A verdade que ofusca nossa visão, seria ela a soma inalcansável, no plano sensível, dos terrores singulares ocorridos recentemente em Gaza? Caso seja, eis então o labirinto pelo qual percorremos à procura de algo, alguma coisa viva que daria sentido ao vôo assustado do anjo da história. Devemos percorrê-lo de maneira racional. Em que medida este minotauro escondido se espelha em cada um de nós, e é universal? A procura de sentido é um movimento do singular ao universal que podemos alcançar com nosso conhecimento.

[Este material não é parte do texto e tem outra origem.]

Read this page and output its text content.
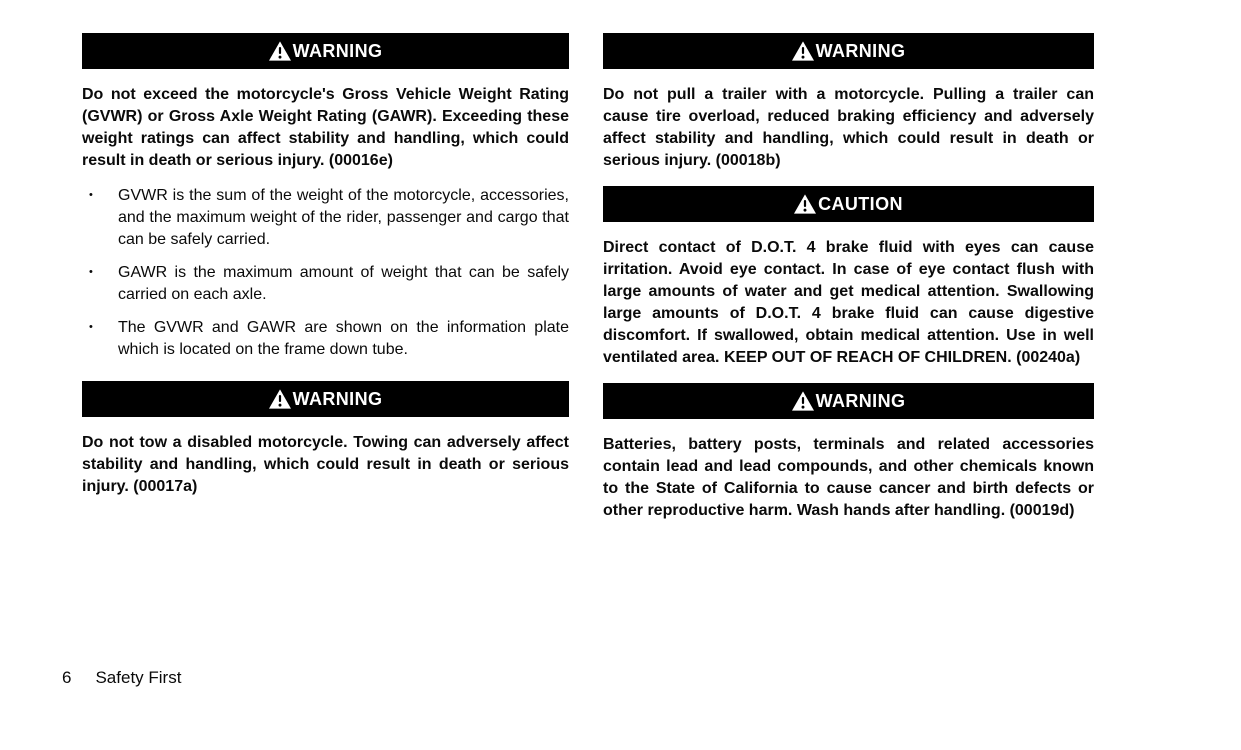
WARNING

Do not exceed the motorcycle's Gross Vehicle Weight Rating (GVWR) or Gross Axle Weight Rating (GAWR). Exceeding these weight ratings can affect stability and handling, which could result in death or serious injury. (00016e)

• GVWR is the sum of the weight of the motorcycle, accessories, and the maximum weight of the rider, passenger and cargo that can be safely carried.
• GAWR is the maximum amount of weight that can be safely carried on each axle.
• The GVWR and GAWR are shown on the information plate which is located on the frame down tube.
WARNING

Do not tow a disabled motorcycle. Towing can adversely affect stability and handling, which could result in death or serious injury. (00017a)

WARNING

Do not pull a trailer with a motorcycle. Pulling a trailer can cause tire overload, reduced braking efficiency and adversely affect stability and handling, which could result in death or serious injury. (00018b)

CAUTION

Direct contact of D.O.T. 4 brake fluid with eyes can cause irritation. Avoid eye contact. In case of eye contact flush with large amounts of water and get medical attention. Swallowing large amounts of D.O.T. 4 brake fluid can cause digestive discomfort. If swallowed, obtain medical attention. Use in well ventilated area. KEEP OUT OF REACH OF CHILDREN. (00240a)

WARNING

Batteries, battery posts, terminals and related accessories contain lead and lead compounds, and other chemicals known to the State of California to cause cancer and birth defects or other reproductive harm. Wash hands after handling. (00019d)

6 Safety First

Por exemplo: e se invertessemos o discurso jornalístico comum de que esta guerra, ou qualquer outra, é desumana? Admitir e encarar o fato de que a tortura e a barbárie são humanas é o primeiro passo concreto para uma melhor compreensão da história. E para a sua mudança: o que Hitler tinha de humano? Tudo, até demais.

De um ponto de vista reformista, eu diría que, para a paz no Oriente Médio, um grande avanço sería a laicização do Estado de Israel - e como leitura sobre a construção sionista da história de Israel enquanto terra exclusivamente judaica, proponho os textos de um excelente historiador judeu chamado Shlomo Sand.

Mas como em 2009 acordei com ressaca desse Mundo Podre, bato os pés com a convicção de que enquanto o Estado de Israel existir nesses termos, não haverá paz. Naquele canto.


PS: voltei, menos poeta e mais político, mas voltei depois de um mês para este diário de só mais um maluco.